By Tim Clarke – General Claims Counsel
I have spent most of my 25 years as a lawyer working for or with professional liability insurance programs mandated by self-regulated professions. The roles of the regulator and insurer are quite distinct but should be complimentary.
The regulatory authority has a duty to administer the profession in the public interest. As part of that role, the professional regulator will not only set down ethical standards and discipline process but will, frequently, require its practicing members to carry insurance from a designated or captive professional liability (malpractice) insurer. The policy reasoning behind the requirement of insurance is to ensure that members of the public who suffer economic loss because of an error or omission by a professional will be compensated.
Designating a compulsory or captive insurer also ensures that all members of the profession have uniform malpractice insurance coverage. Including all members of a profession in a single program increases the risk pool for insurers which allows all professionals access to affordable coverage. Having a single insurer also ensures that claims made are handled consistently.
At law, insurers and insureds owe each other a duty of the utmost good faith. The regulator’s first duty is to the public but the insurer’s first duty is to the insured professional. These duties do not have to be mutually exclusive. As claims managers, by dealing with claims on a principled basis, we help the regulator fulfill its public protection imperative. Justifiable claims by clients who have suffered harm at the hands of a professional should be paid as efficiently and expeditiously as possible. An insurer is not a protective association, “stonewalling” legitimate claimants is not its function. Equally, an insurer should not be capricious in how it extends coverage. In my view, a compulsory insurer’s job is to look for not to deny coverage.

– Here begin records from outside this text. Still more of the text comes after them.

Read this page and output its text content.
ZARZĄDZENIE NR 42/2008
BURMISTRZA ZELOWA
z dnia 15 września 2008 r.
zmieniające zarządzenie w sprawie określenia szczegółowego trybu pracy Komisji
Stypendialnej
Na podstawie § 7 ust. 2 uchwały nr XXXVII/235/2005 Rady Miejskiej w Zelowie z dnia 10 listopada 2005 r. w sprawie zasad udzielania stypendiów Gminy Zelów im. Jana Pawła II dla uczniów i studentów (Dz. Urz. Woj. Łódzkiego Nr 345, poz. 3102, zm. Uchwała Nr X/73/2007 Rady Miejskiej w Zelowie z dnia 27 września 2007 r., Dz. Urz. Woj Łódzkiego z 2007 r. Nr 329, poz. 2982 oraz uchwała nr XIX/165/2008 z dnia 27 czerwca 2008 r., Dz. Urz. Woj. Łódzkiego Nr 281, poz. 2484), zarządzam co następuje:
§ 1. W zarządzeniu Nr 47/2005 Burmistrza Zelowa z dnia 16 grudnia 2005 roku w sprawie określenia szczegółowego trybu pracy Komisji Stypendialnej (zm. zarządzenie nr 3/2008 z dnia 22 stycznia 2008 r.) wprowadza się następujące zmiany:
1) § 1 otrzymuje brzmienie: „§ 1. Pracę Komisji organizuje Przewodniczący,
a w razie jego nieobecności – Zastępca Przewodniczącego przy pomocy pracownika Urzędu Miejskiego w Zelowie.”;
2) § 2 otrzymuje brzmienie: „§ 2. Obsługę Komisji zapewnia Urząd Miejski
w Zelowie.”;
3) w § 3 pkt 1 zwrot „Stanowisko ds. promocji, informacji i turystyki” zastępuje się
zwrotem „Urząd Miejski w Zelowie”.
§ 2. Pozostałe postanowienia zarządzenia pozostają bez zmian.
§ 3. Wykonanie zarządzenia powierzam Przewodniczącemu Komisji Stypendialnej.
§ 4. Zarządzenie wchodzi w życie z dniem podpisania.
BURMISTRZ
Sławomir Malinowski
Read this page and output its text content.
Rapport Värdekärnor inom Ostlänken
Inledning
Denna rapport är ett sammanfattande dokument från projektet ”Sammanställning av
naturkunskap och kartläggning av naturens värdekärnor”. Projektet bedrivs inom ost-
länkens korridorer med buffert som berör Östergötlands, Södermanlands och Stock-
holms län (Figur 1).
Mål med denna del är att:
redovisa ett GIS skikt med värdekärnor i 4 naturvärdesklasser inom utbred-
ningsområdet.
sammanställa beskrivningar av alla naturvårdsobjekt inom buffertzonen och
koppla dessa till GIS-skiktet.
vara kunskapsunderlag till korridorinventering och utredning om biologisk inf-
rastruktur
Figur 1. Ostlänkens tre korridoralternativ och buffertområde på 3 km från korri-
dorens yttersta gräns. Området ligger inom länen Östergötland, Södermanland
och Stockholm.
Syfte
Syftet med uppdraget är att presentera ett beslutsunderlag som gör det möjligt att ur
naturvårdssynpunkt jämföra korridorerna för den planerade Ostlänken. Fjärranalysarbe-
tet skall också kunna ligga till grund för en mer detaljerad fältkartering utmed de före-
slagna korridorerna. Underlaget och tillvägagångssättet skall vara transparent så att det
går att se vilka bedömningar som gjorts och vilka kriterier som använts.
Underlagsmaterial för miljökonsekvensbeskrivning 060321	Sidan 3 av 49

None of this is to say that a compulsory insurer should compromise the defence of an insured for the sake of expedience. Not all claims are created equal. A professional’s reputation is possibly their most important asset. We see a great many unmeritorious claims against our insureds and take an assault on a professional’s reputation very seriously. While there are many lawyers in Ontario, the insurance litigation bar is relatively small. We see the same plaintiff’s counsel again and again. While we strive to resolve meritorious claims as quickly as possible, we do try to send the message that there is no profit to be had in bringing a groundless law suit against one of our insureds. Where an unmeritorious claim is made against a professional, the professional should be able to expect the insurer to stand up for them.